Das Projekt

Seit vielen Jahren werden Anstrengungen unternommen, mehr Frauen für Berufe in den Bereichen Wirtschaftswissenschaften, Naturwissenschaften und Technik zu gewinnen, um Arbeitsangebotslücken in zahlreichen Berufszweigen zu schließen und den auf dem Arbeitsmarkt vorherrschenden Geschlechterungleichheiten entgegenzuwirken. Gründe für diese Ungleichheiten liegen in der nach wie vor starken horizontalen wie vertikalen Arbeitsmarktsegregation in diesen Berufsgruppen, welche ein Ergebnis vergeschlechtlichender Professionalisierungsprozesse ist. Forschungsergebnisse zeigen, dass Entwicklungen und Strukturen der Kontinuisierung und De-Institutionalisierung von Geschlecht beobachtbar sind. Dass diese Strukturen jedoch keineswegs starr sind, lässt sich an wechselnden Geschlechtermajoritäten in Berufen erkennen.

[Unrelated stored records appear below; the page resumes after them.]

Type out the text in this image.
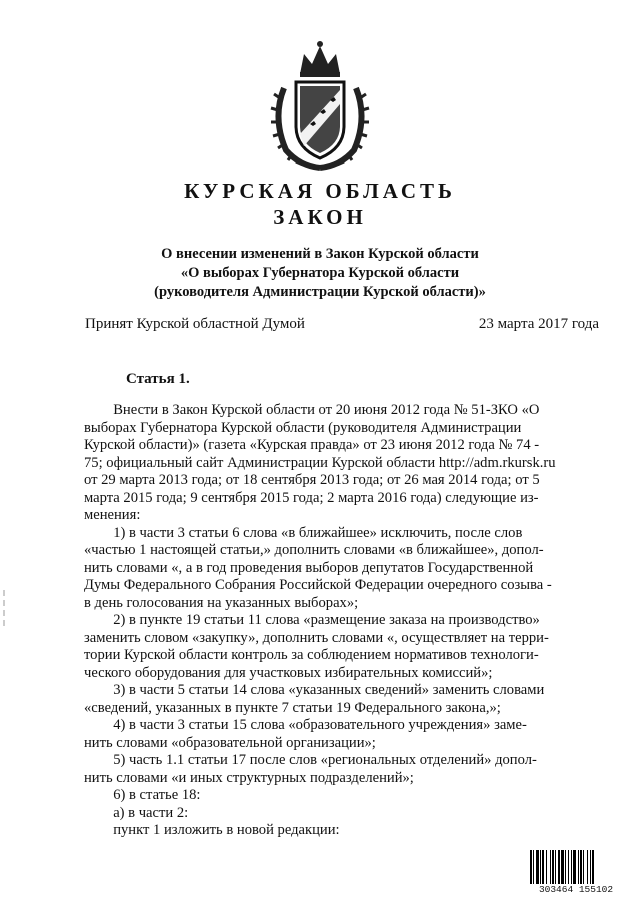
КУРСКАЯ ОБЛАСТЬ
ЗАКОН
О внесении изменений в Закон Курской области
«О выборах Губернатора Курской области
(руководителя Администрации Курской области)»
Принят Курской областной Думой	23 марта 2017 года
Статья 1.
Внести в Закон Курской области от 20 июня 2012 года № 51-ЗКО «О
выборах Губернатора Курской области (руководителя Администрации
Курской области)» (газета «Курская правда» от 23 июня 2012 года № 74 -
75; официальный сайт Администрации Курской области http://adm.rkursk.ru
от 29 марта 2013 года; от 18 сентября 2013 года; от 26 мая 2014 года; от 5
марта 2015 года; 9 сентября 2015 года; 2 марта 2016 года) следующие из-
менения:
1) в части 3 статьи 6 слова «в ближайшее» исключить, после слов
«частью 1 настоящей статьи,» дополнить словами «в ближайшее», допол-
нить словами «, а в год проведения выборов депутатов Государственной
Думы Федерального Собрания Российской Федерации очередного созыва -
в день голосования на указанных выборах»;
2) в пункте 19 статьи 11 слова «размещение заказа на производство»
заменить словом «закупку», дополнить словами «, осуществляет на терри-
тории Курской области контроль за соблюдением нормативов технологи-
ческого оборудования для участковых избирательных комиссий»;
3) в части 5 статьи 14 слова «указанных сведений» заменить словами
«сведений, указанных в пункте 7 статьи 19 Федерального закона,»;
4) в части 3 статьи 15 слова «образовательного учреждения» заме-
нить словами «образовательной организации»;
5) часть 1.1 статьи 17 после слов «региональных отделений» допол-
нить словами «и иных структурных подразделений»;
6) в статье 18:
а) в части 2:
пункт 1 изложить в новой редакции:
303464 155102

Das gesellschaftliche Interesse an Fragen danach, wie man die qualifizierten Abschlüsse in naturwissenschaftlich-technischen Berufen anheben oder in den Wirtschaftswissenschaften die horizontale und vertikale Arbeitsmarktsegregation reduzieren kann, ist groß. Ein besonderes Augenmerk liegt dabei darauf, in welchem Ausmaß und warum Jungen und Mädchen bestimmte Fächer wählen und wie das zu ändern wäre. Dabei begründen zahlreiche internationale Studien die Fächer- und Berufswahl mit Unterschieden im Interesse, mit der geringen Attraktivität von wirtschaftswissenschaftlichem und naturwissenschaftlichem Unterricht, mit unterschiedlichen Selbstkonzepten von Jungen und Mädchen und einem männlich bzw. weiblich konnotierten Image der Fächer.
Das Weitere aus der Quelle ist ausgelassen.